À l'échelle du territoire, le volume concerné se mesure : environ 1 380 logements occupés par leur propriétaire, 580 diagnostics publiés pour 1 000 résidences principales, 1 844 logements encore chauffés au gaz ou au fioul, soit 70 % du parc. Ce volume ne préjuge d'aucune éligibilité individuelle : il indique seulement où se concentrent, à La Souterraine, les situations où le scénario décrit sur cette page a le plus de chances d'être pertinent.
Côté éligibilité : pour « Ma Prime Logement Décent bailleur à La Souterraine », un ménage très modeste mobilise jusqu'à 32 000 €, un ménage modeste 24 000 €, un ménage intermédiaire 18 000 € et un ménage aux revenus supérieurs 4 000 € sur l'assiette de 40 000 € HT. À deux classes gagnées, l'assiette redescend à 30 000 € HT et les montants suivent dans la même proportion.
Combien de logement du parc locatif exactement ? À La Souterraine, le logement de référence de 100 m² situé en zone H2c en compte environ 757 pour la remise à niveau d'un logement mis en location. La dépense attendue s'établit dès lors entre 16 654 000 € et 34 065 000 € TTC (22 000–45 000 € l'unité), pour une assiette éligible plafonnée à 40 000 € HT.

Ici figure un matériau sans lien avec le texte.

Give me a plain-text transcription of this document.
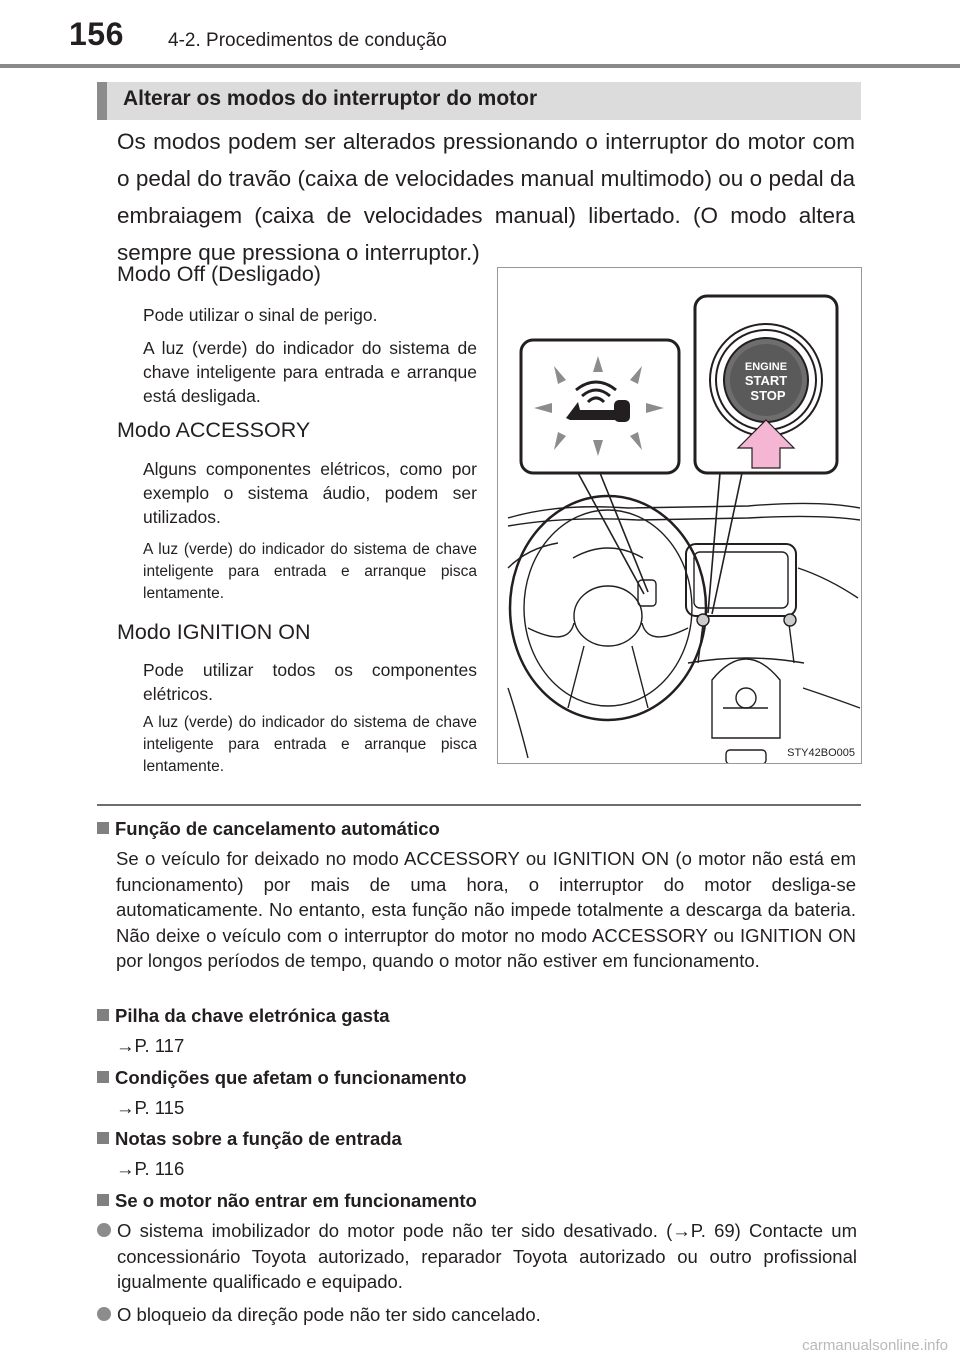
156 4-2. Procedimentos de condução
Alterar os modos do interruptor do motor
Os modos podem ser alterados pressionando o interruptor do motor com o pedal do travão (caixa de velocidades manual multimodo) ou o pedal da embraiagem (caixa de velocidades manual) libertado. (O modo altera sempre que pressiona o interruptor.)
Modo Off (Desligado)
Pode utilizar o sinal de perigo.
A luz (verde) do indicador do sistema de chave inteligente para entrada e arranque está desligada.
Modo ACCESSORY
Alguns componentes elétricos, como por exemplo o sistema áudio, podem ser utilizados.
A luz (verde) do indicador do sistema de chave inteligente para entrada e arranque pisca lentamente.
Modo IGNITION ON
Pode utilizar todos os componentes elétricos.
A luz (verde) do indicador do sistema de chave inteligente para entrada e arranque pisca lentamente.
ENGINE
START
STOP
STY42BO005
Função de cancelamento automático
Se o veículo for deixado no modo ACCESSORY ou IGNITION ON (o motor não está em funcionamento) por mais de uma hora, o interruptor do motor desliga-se automaticamente. No entanto, esta função não impede totalmente a descarga da bateria. Não deixe o veículo com o interruptor do motor no modo ACCESSORY ou IGNITION ON por longos períodos de tempo, quando o motor não estiver em funcionamento.
Pilha da chave eletrónica gasta
→P. 117
Condições que afetam o funcionamento
→P. 115
Notas sobre a função de entrada
→P. 116
Se o motor não entrar em funcionamento
O sistema imobilizador do motor pode não ter sido desativado. (→P. 69) Contacte um concessionário Toyota autorizado, reparador Toyota autorizado ou outro profissional igualmente qualificado e equipado.
O bloqueio da direção pode não ter sido cancelado.
carmanualsonline.info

À la réception à La Souterraine, le document déterminant est le constat de décence après travaux. Il conditionne le versement du solde de l'aide, dont le montant maximal atteint 32 000 € pour un ménage très modeste et 18 000 € pour un ménage intermédiaire sur l'assiette de 40 000 € HT.
Le parc local commande la faisabilité : sur 2 634 résidences principales, on estime 1 646 maisons individuelles (63 %) à La Souterraine. La vacance du logement pendant les travaux lourds y devient l'arbitrage dominant, bien avant le choix de matériau, pour la remise à niveau d'un logement mis en location.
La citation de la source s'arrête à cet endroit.